As for how to use the BLASTN on here like you are explaining. Is there an example you can show me somewhere??? I’m assuming from what I see that I can use the BLASTN somehow to find what contigs match at 100%, etc.?? But don’t understand how I would use that for reads?
Yes, there are a few metrics in BLASTN reports. Percent identify is just one. The other that will likely be interesting for you is coverage. This will be similar to what Bowtie2 is doing for you. Each hit with a fragment alignment will be for a portion of the read, and each read could have multiple HSPs. You could capture the coordinates, merge alignment blocks, and such to get an idea if a read has complete coverage against the genome.
Or, you can try to experiment with the Bowtie2 hits. I’m not sure what you mean exactly by ambiguous. Do you mean a read that maps to multiple locations with the same statistics (multimapping?)? Or that has a higher edit distance (what I think you mean by adjusting -a?)? You can try but the limit is about 5 over 100 bases if I am remembering correctly. The other options describe how the read pair ends are allowed to align, not so much the quality of the alignment since what is kept is still “the best unique” but to where: where one end doesn’t align and the other does (mixed – you’ll have these now), different regions (discordant - you’ll also have these now), or overlapping (dovetail – this is the only additive). You could also check the BAM to see if any of those are present already or post-filter them out (Filter BAM).

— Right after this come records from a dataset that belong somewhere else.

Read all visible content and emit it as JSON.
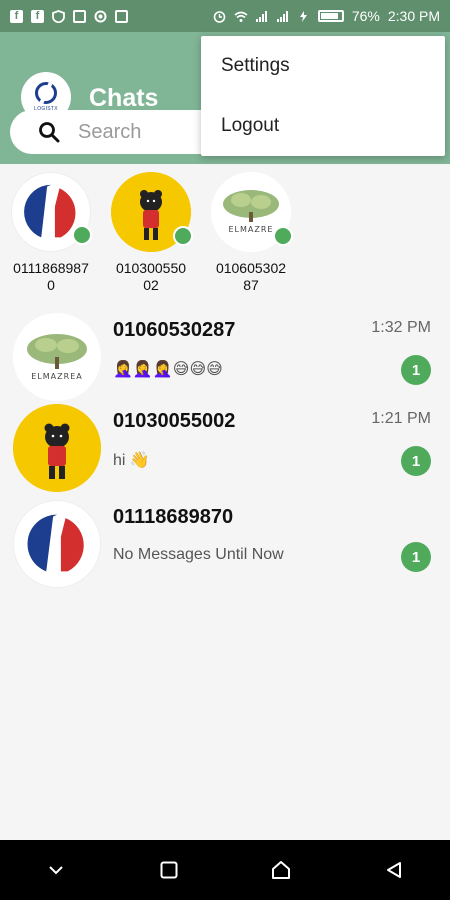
{
  "status_bar": {
    "battery": "76%",
    "time": "2:30 PM",
    "left_icons": [
      "facebook-icon",
      "facebook-icon",
      "shield-icon",
      "phone-icon",
      "circle-icon",
      "store-icon"
    ],
    "right_icons": [
      "alarm-icon",
      "wifi-icon",
      "signal-icon",
      "signal-icon",
      "charging-icon",
      "battery-icon"
    ]
  },
  "header": {
    "title": "Chats",
    "logo_text": "LOGISTX",
    "search_placeholder": "Search"
  },
  "menu": {
    "items": [
      {
        "label": "Settings"
      },
      {
        "label": "Logout"
      }
    ]
  },
  "online": [
    {
      "name": "01118689870",
      "avatar": "brand-logo"
    },
    {
      "name": "01030055002",
      "avatar": "bear-character"
    },
    {
      "name": "01060530287",
      "avatar": "money-tree"
    }
  ],
  "chats": [
    {
      "name": "01060530287",
      "time": "1:32 PM",
      "preview": "🤦‍♀️🤦‍♀️🤦‍♀️😅😅😅",
      "unread": "1",
      "avatar": "money-tree"
    },
    {
      "name": "01030055002",
      "time": "1:21 PM",
      "preview": "hi 👋",
      "unread": "1",
      "avatar": "bear-character"
    },
    {
      "name": "01118689870",
      "time": "",
      "preview": "No Messages Until Now",
      "unread": "1",
      "avatar": "brand-logo"
    }
  ],
  "colors": {
    "header": "#80b596",
    "status_bar": "#5f8f6d",
    "badge": "#4fab5b",
    "online_dot": "#4fab5b",
    "brand_blue": "#1d3d8f",
    "brand_red": "#d32f2f",
    "bear_bg": "#f5c800"
  },
  "nav": {
    "buttons": [
      "chevron-down-icon",
      "recents-square-icon",
      "home-icon",
      "back-triangle-icon"
    ]
  }
}
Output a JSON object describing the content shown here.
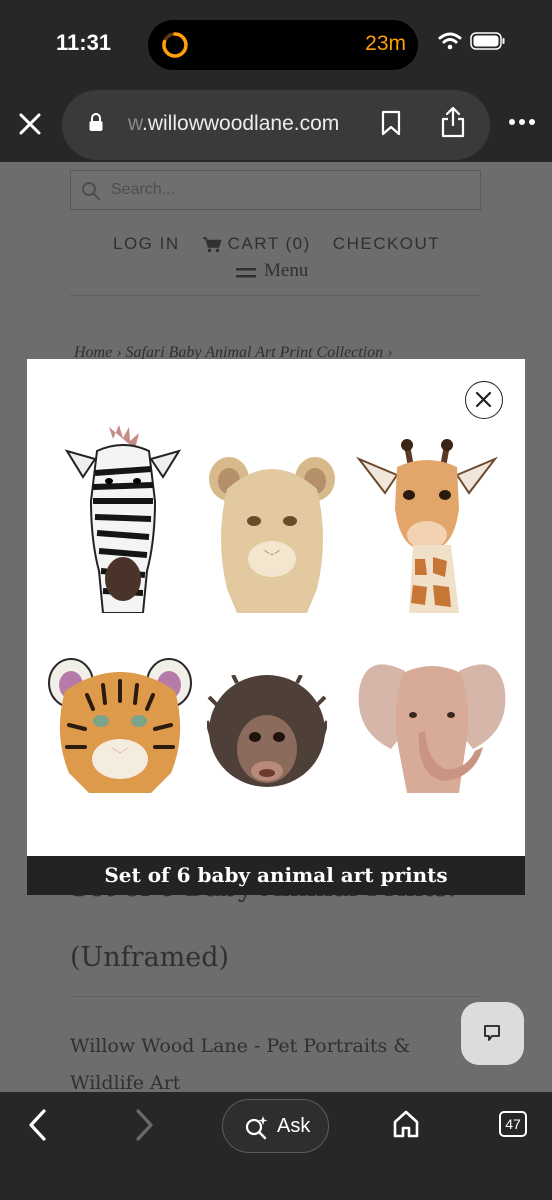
{
  "status_bar": {
    "time": "11:31",
    "timer": "23m"
  },
  "browser": {
    "url_prefix": "w",
    "url_domain": ".willowwoodlane.com"
  },
  "page": {
    "search_placeholder": "Search...",
    "nav": {
      "login": "LOG IN",
      "cart": "CART (0)",
      "checkout": "CHECKOUT"
    },
    "menu_label": "Menu",
    "breadcrumb": "Home  ›  Safari Baby Animal Art Print Collection  ›",
    "product_title": "Set of 6 Baby Animal Prints.",
    "product_subtitle": "(Unframed)",
    "vendor": "Willow Wood Lane - Pet Portraits & Wildlife Art"
  },
  "lightbox": {
    "caption": "Set of 6 baby animal art prints",
    "images": [
      "zebra",
      "lion-cub",
      "giraffe",
      "tiger-cub",
      "chimpanzee",
      "elephant"
    ]
  },
  "toolbar": {
    "ask_label": "Ask",
    "tab_count": "47"
  }
}
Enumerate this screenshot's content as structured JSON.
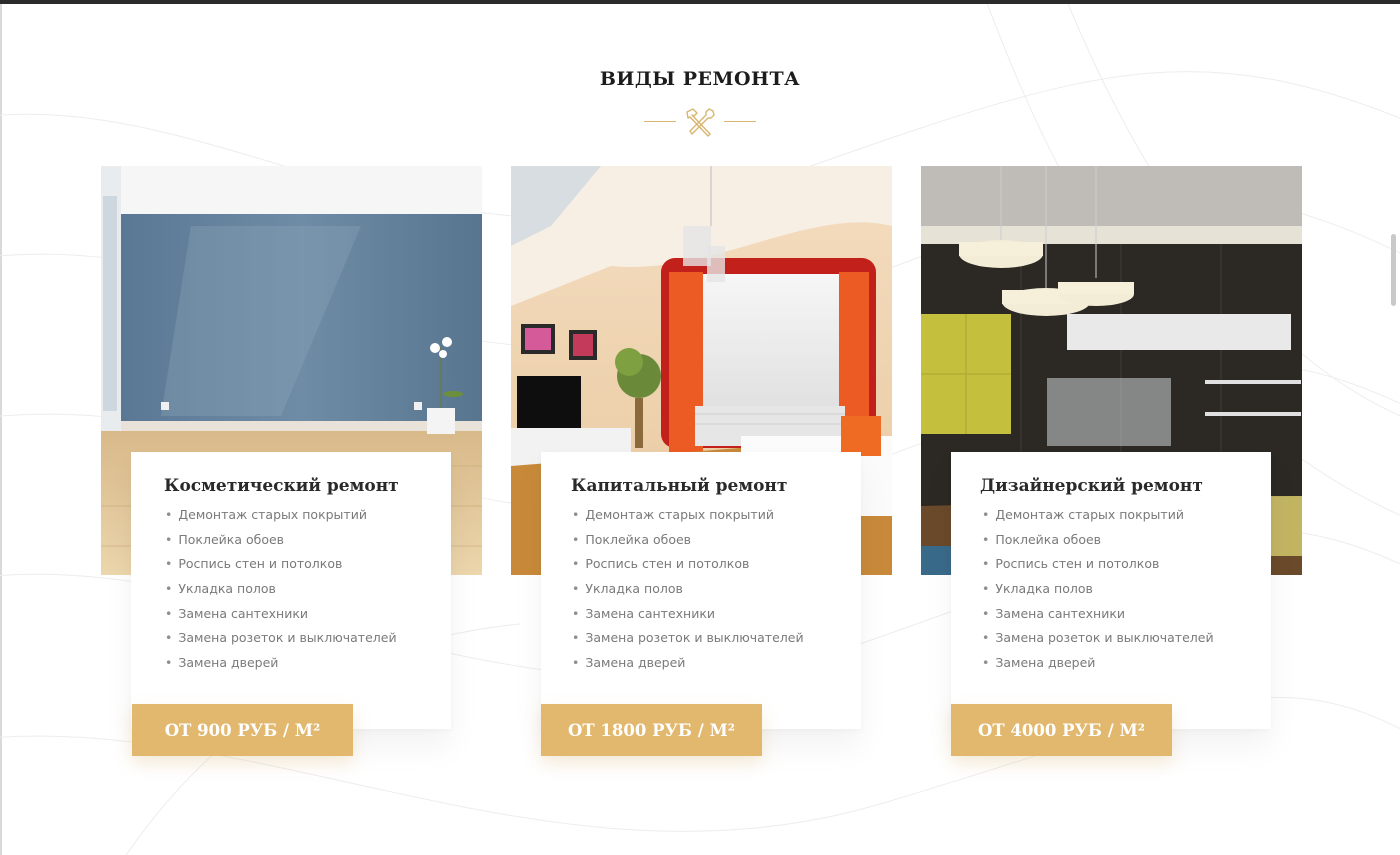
{
  "section": {
    "title": "ВИДЫ РЕМОНТА"
  },
  "icons": {
    "divider": "hammer-wrench-icon"
  },
  "colors": {
    "accent": "#e1b86e",
    "title": "#1c1c1c",
    "muted": "#7a7a7a",
    "top_bar": "#2b2b2b"
  },
  "cards": [
    {
      "title": "Косметический ремонт",
      "photo": "blue-wall-empty-room-photo",
      "features": [
        "Демонтаж старых покрытий",
        "Поклейка обоев",
        "Роспись стен и потолков",
        "Укладка полов",
        "Замена сантехники",
        "Замена розеток и выключателей",
        "Замена дверей"
      ],
      "price_label": "ОТ 900 РУБ / М²"
    },
    {
      "title": "Капитальный ремонт",
      "photo": "living-room-orange-curtains-photo",
      "features": [
        "Демонтаж старых покрытий",
        "Поклейка обоев",
        "Роспись стен и потолков",
        "Укладка полов",
        "Замена сантехники",
        "Замена розеток и выключателей",
        "Замена дверей"
      ],
      "price_label": "ОТ 1800 РУБ / М²"
    },
    {
      "title": "Дизайнерский ремонт",
      "photo": "designer-interior-pendant-lamps-photo",
      "features": [
        "Демонтаж старых покрытий",
        "Поклейка обоев",
        "Роспись стен и потолков",
        "Укладка полов",
        "Замена сантехники",
        "Замена розеток и выключателей",
        "Замена дверей"
      ],
      "price_label": "ОТ 4000 РУБ / М²"
    }
  ]
}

Oh yes, actually multimapping reads. My understanding using -a setting, is that -a will take all multimapped reads, there are a lot in the Plasmodium/Naegleri Fowleri genomes. Just what I have identified so far I have Naegleri Fowleri Karachi NF001, Plasmodium Ovale Both POW1 & POW2, and Mycobacterium Tuberculosis BG24 (these are in all of my blood samples at different levels, but there are still more species I also have several strains of Pseudomonas A.. I’ve confirmed these by denovo assembly. Just taking these 4 and mapping at 100% match I have some of my runs with 50mb of 150x2, so many millions. My thought was to eventually get all of the reads and assemble them, even the reads that align to human, which should give me a more complete assembly per genome. Then to determine read counts per genome, is to map them 99-100% to the reads, then subtract human reads that map 100%. This should give me total reads without bias of the human reads.
So I’m mapping currently with the settings to get all of the reads. It will probably take overnight before this is done, I don’t mind taking extra time if it’s going to finally get me done with this.